A solution is made by mixing 35.0 mL of toluene C6H5CH3 d=0867gmL with 125.0 mL of benzene C6H6 D=0874gmL. Assuming that the volumes add upon mixing, the molarity (M) and molality (m) of the toluene are?
Find M and m
molarity = # mols/L of solution.
molality = # mols/kg solvent.
g toluene = density x volume
g benzene = density x volume
mols benzene = g/molar mass
Post your work if you get stuck.
thanks i got it
To find the molarity (M) and molality (m) of the toluene solution, we first need to calculate the number of moles of toluene.
Step 1: Calculate the mass of toluene:
Mass of toluene = Volume × Density = 35.0 mL × 0.867 g/mL = 30.435 g
Step 2: Calculate the moles of toluene:
Moles of toluene = Mass ÷ Molar mass
The molar mass of toluene (C7H8) is:
(12.01 g/mol × 7) + (1.01 g/mol × 8) = 92.14 g/mol
Moles of toluene = 30.435 g ÷ 92.14 g/mol ≈ 0.33 mol
Step 3: Calculate the molarity (M) of toluene:
Molarity (M) = Moles ÷ Volume
Volume = 35.0 mL + 125.0 mL = 160.0 mL = 0.160 L (since 1 L = 1000 mL)

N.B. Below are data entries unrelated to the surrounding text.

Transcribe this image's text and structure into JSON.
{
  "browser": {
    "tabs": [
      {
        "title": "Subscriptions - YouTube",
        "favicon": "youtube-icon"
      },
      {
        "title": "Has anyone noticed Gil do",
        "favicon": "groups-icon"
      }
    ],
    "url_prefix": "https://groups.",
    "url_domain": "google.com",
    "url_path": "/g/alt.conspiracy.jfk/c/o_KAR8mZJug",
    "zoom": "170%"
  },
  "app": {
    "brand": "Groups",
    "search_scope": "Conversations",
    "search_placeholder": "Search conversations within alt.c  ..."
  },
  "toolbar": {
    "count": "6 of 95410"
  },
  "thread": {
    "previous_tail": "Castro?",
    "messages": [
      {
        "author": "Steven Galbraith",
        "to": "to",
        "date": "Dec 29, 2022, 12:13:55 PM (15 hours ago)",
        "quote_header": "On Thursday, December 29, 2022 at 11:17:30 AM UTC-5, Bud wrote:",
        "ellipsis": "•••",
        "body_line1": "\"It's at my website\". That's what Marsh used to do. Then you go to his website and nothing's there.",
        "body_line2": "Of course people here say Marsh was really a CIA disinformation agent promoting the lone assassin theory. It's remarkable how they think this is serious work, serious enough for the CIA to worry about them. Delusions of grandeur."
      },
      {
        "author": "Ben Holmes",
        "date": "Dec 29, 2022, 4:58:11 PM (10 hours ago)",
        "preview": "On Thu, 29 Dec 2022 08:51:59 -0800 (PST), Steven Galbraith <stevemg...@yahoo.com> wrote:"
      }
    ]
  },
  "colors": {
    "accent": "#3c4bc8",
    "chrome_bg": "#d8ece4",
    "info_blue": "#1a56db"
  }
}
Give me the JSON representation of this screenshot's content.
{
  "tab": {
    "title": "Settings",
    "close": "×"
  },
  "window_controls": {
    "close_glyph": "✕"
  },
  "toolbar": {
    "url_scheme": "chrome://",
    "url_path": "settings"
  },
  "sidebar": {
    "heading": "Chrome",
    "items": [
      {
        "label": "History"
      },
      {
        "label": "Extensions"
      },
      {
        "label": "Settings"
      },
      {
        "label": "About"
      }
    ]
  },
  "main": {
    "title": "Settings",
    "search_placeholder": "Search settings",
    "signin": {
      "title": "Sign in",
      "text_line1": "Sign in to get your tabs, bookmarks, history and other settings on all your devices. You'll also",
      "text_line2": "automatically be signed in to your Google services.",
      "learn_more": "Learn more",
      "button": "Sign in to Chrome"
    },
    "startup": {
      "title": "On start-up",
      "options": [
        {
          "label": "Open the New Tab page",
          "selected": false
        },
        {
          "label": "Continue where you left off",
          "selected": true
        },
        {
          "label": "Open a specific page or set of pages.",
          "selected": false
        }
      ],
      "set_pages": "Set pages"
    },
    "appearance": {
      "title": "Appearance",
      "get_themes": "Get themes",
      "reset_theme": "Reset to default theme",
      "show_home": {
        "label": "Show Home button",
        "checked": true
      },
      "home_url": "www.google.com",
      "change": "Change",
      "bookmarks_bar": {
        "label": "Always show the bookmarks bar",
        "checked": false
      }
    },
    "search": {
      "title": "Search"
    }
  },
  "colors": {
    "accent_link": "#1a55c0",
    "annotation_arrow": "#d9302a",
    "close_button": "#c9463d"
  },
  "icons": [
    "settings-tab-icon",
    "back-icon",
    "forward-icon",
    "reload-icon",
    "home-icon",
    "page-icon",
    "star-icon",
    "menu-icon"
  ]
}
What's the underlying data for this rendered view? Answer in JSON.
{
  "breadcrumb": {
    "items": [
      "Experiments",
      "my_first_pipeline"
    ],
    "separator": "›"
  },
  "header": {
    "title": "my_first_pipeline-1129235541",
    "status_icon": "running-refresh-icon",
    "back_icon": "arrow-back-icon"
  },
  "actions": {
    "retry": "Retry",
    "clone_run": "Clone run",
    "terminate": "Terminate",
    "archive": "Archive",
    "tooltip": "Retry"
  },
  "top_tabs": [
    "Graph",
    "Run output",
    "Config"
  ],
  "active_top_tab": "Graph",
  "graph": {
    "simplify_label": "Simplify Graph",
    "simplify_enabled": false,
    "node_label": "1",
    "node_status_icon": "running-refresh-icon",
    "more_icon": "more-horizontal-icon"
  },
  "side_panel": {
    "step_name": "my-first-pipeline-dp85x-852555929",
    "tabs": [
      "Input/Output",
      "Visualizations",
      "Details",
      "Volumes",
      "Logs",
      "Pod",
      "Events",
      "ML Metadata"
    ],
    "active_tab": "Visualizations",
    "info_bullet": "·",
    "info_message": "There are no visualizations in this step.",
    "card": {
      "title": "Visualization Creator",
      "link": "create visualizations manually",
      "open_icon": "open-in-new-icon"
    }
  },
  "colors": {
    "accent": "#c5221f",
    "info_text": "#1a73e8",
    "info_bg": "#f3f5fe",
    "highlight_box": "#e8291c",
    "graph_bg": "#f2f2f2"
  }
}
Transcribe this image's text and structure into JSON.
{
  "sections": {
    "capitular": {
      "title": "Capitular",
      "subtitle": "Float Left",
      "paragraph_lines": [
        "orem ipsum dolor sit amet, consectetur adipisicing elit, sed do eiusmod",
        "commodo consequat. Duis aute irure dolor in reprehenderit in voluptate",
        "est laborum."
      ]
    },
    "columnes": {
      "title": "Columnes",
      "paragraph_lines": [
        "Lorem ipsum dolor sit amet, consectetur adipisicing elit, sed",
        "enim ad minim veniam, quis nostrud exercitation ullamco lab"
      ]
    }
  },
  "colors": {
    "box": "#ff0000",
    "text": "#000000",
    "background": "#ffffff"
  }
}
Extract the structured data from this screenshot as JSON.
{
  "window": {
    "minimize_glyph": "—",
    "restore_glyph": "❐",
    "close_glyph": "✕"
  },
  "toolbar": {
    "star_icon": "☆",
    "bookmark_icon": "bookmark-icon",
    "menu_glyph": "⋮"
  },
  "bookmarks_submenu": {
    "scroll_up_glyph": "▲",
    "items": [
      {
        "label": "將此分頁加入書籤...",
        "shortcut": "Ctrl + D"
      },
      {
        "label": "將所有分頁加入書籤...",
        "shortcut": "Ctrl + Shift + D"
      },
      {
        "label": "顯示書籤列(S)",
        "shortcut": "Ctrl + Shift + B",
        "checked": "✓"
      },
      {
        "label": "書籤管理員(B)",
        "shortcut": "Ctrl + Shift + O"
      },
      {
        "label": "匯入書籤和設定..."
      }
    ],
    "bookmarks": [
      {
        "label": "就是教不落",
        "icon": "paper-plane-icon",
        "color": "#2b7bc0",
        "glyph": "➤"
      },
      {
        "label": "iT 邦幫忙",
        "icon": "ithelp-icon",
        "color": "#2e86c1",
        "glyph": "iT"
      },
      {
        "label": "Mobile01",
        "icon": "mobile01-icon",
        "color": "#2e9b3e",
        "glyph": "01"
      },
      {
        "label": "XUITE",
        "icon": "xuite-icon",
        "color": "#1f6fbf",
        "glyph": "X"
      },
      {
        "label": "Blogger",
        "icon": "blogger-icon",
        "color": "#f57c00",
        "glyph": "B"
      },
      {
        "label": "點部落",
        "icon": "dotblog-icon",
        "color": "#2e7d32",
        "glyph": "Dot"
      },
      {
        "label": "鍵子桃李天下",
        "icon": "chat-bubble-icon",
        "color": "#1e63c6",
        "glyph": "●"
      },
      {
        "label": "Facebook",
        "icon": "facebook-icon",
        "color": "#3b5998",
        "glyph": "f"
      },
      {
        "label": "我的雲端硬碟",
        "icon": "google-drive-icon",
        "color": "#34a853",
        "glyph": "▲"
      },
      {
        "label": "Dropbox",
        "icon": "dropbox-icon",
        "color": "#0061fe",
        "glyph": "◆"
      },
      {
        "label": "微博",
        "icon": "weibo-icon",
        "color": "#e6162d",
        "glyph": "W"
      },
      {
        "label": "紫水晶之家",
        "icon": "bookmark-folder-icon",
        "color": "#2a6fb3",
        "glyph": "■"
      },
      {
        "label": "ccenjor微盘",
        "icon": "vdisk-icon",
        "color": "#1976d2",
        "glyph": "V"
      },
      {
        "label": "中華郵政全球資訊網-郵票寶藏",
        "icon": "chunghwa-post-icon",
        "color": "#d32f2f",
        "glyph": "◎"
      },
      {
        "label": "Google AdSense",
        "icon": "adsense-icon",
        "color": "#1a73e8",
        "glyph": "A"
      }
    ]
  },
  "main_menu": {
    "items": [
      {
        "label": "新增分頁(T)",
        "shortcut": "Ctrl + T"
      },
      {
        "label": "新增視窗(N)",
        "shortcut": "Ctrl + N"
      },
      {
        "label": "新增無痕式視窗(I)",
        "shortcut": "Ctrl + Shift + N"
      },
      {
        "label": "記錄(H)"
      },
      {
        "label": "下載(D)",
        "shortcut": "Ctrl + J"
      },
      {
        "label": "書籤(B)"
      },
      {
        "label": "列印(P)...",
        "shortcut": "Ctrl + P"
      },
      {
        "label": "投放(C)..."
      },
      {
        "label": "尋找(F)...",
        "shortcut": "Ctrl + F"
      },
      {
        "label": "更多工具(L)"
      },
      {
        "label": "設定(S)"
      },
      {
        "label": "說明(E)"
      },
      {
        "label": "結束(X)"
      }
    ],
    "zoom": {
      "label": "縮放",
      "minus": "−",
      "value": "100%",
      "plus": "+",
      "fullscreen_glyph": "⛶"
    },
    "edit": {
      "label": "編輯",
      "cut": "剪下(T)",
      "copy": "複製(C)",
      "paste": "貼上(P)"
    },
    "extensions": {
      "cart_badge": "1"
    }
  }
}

Molarity (M) = 0.33 mol ÷ 0.160 L ≈ 2.06 M
Step 4: Calculate the molality (m) of toluene:
Molality (m) = Moles ÷ Mass of the solvent (in kg)
Mass of the solvent (benzene) = Volume × Density = 125 mL × 0.874 g/mL = 109.25 g = 0.10925 kg
Molality (m) = 0.33 mol ÷ 0.10925 kg ≈ 3.02 m
Therefore, the molarity (M) of the toluene solution is approximately 2.06 M and the molality (m) of the toluene is approximately 3.02 m.